Devant cette situation qui est source de préoccupations, le maire Carrier a interpellé les trois députés de la région afin de trouver une solution financière.

«Est-ce que le provincial peut mettre plus d’argent de même que le fédéral? On a demandé au député [Martin] Champoux de faire des pressions. J’ai déjà parlé avec les députés [Sébastien] Schneeberger et [André] Lamontagne et je leur ai fait savoir qu’il ne fallait pas retourner en soumission, mais plutôt s’asseoir sagement, discuter et voir comment chacun peut mettre des sous dans le projet pour aller de l’avant. Les maisons des aînés coûtent aussi plus cher qu’au départ, mais on n’a pas le choix d’en faire, c’est la même chose pour notre projet. L’usine de filtration, c’est l’eau potable de la ville, on ne peut pas être en rupture, imaginez si demain matin la ville est en rupture, ça ne tient pas debout, ça serait terrible! En tant que maire, je ne veux pas ça. Je rencontre aussi vendredi la ministre des Affaires municipales pour voir qu’est-ce qu’on peut faire», insiste-t-il.

Québec et Ottawa avaient annoncé qu’ils injecteraient conjointement 32,2 M$. Aide évaluée à partir du montant initial de 79,8 M$.

Par ailleurs, le premier magistrat estime que recommencer le processus d’appel d’offres n’améliorera pas le sort du projet.

«Si on rejette toutes les soumissions et on retourne en appel d’offres dans un an, est-ce que ce sera mieux? Ça prendrait une boule de cristal pour le savoir. Moi, en tant qu’entrepreneur, je dirais que ça ne sera pas mieux. On risque de n’avoir aucun joueur qui va soumissionner ou bien il va en avoir juste un et il va mettre le paquet».

D’ailleurs, l’enjeu de la main-d’œuvre et le faible nombre d’entrepreneurs qualifiés pour réaliser ce genre de projets viennent complexifier les choses.

«Je vais vous donner un exemple, Pépin et Fortin qui font présentement le Centre Girardin, on leur a demandé pourquoi ils n’avaient pas soumissionné. Ils nous ont répondu : «Écoutez, on s’est vu attribuer quatre soumissions de résidences pour aînés en même temps, dont celle de Drummondville, donc vous comprendrez que notre équipe est dans l’incapacité de réaliser votre projet pour le moment». Ça, c’est un exemple, mais c’est beaucoup le cas en ce moment», explique le premier magistrat.

Selon lui, la Ville dispose encore d’un peu de temps afin de ne pas compromettre l’échéancier

Alain Carrier, maire de Drummondville, lors de la pelletée de terre symbolique, en juillet dernier. (Photo Ghyslain Bergeron)

«Il n’est pas encore trop tard pour amorcer le projet dans quelques semaines, car il y a des travaux qui peuvent se faire en hiver, lorsque la rivière est basse.
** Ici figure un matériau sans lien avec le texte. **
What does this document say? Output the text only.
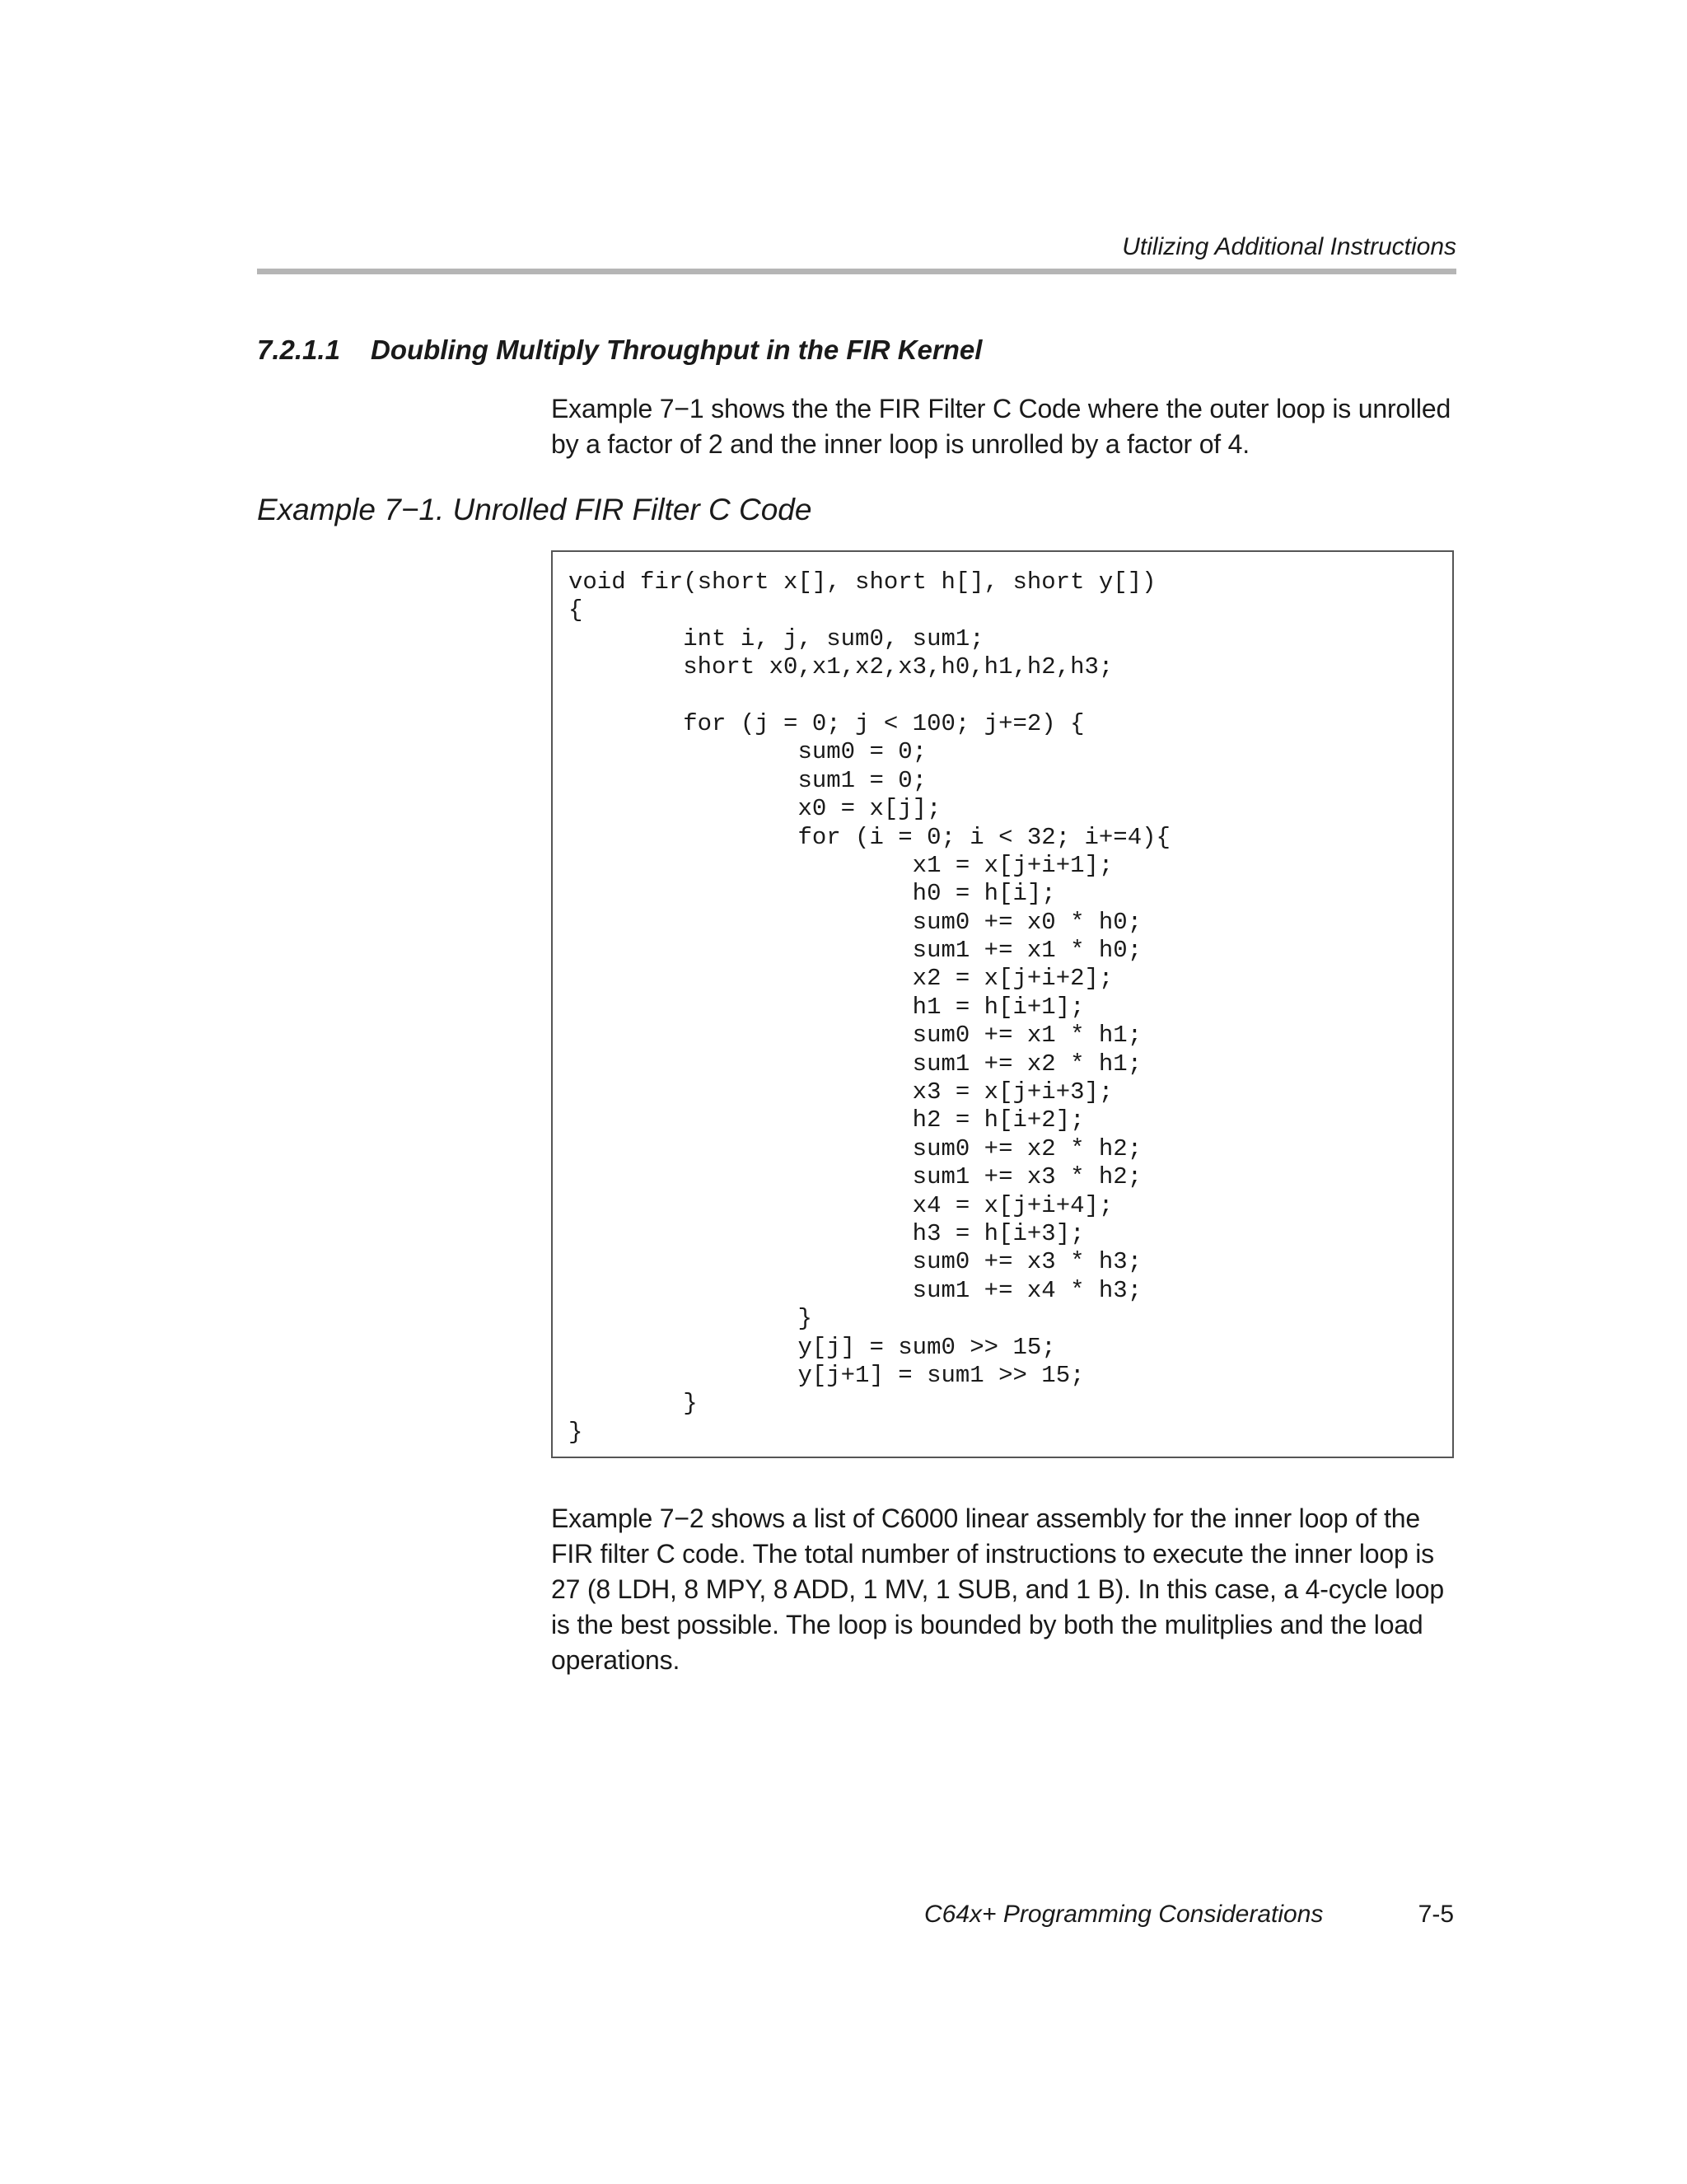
Utilizing Additional Instructions
7.2.1.1 Doubling Multiply Throughput in the FIR Kernel
Example 7−1 shows the the FIR Filter C Code where the outer loop is unrolled by a factor of 2 and the inner loop is unrolled by a factor of 4.
Example 7−1. Unrolled FIR Filter C Code
void fir(short x[], short h[], short y[])
{
int i, j, sum0, sum1;
short x0,x1,x2,x3,h0,h1,h2,h3;
for (j = 0; j < 100; j+=2) {
sum0 = 0;
sum1 = 0;
x0 = x[j];
for (i = 0; i < 32; i+=4){
x1 = x[j+i+1];
h0 = h[i];
sum0 += x0 * h0;
sum1 += x1 * h0;
x2 = x[j+i+2];
h1 = h[i+1];
sum0 += x1 * h1;
sum1 += x2 * h1;
x3 = x[j+i+3];
h2 = h[i+2];
sum0 += x2 * h2;
sum1 += x3 * h2;
x4 = x[j+i+4];
h3 = h[i+3];
sum0 += x3 * h3;
sum1 += x4 * h3;
}
y[j] = sum0 >> 15;
y[j+1] = sum1 >> 15;
}
}
Example 7−2 shows a list of C6000 linear assembly for the inner loop of the FIR filter C code. The total number of instructions to execute the inner loop is 27 (8 LDH, 8 MPY, 8 ADD, 1 MV, 1 SUB, and 1 B). In this case, a 4-cycle loop is the best possible. The loop is bounded by both the mulitplies and the load operations.
C64x+ Programming Considerations	7-5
On a une petite latitude, je dirais que jusqu’aux Fêtes, on pourrait donner le contrat. Sinon, il va falloir reporter d’un an et on ne veut pas ça», précise avec insistance M. Carrier.

Bien que les équipements fonctionnent au maximum de leur capacité, l’usine actuelle approche de sa fin de vie utile.

«Ça fait assez longtemps qu’on en parle. Quant à moi, il faut trouver une solution (…) Il y a quelques années, on parle de cinq ou six ans environ, et là, je dis ce qu’on m’a rapporté, les gens du ministère étaient venus faire le tour de l’usine et lorsqu’ils sont partis, ils ont fait savoir que l’usine de Drummondville deviendrait la priorité numéro un lorsque les fonds pour les usines de filtration seraient débloqués. Donc si on dit que c’est la priorité numéro un, c’est parce qu’ils avaient constaté la désuétude de l’usine», raconte-t-il.

Chose certaine, les semaines s’annoncent fortes en discussions et négociations pour la Ville de Drummondville.

Rappelons que la nouvelle usine doit non seulement offrir une meilleure qualité de l’eau, mais également permettre d’augmenter la capacité de production, avec un débit de près de 75 000 mètres cubes par jour, pour atteindre près de 90 000 mètres cubes quotidiennement dans un horizon de 30 ans. La capacité actuelle se situe aux alentours de 58 000 mètres cubes par jour.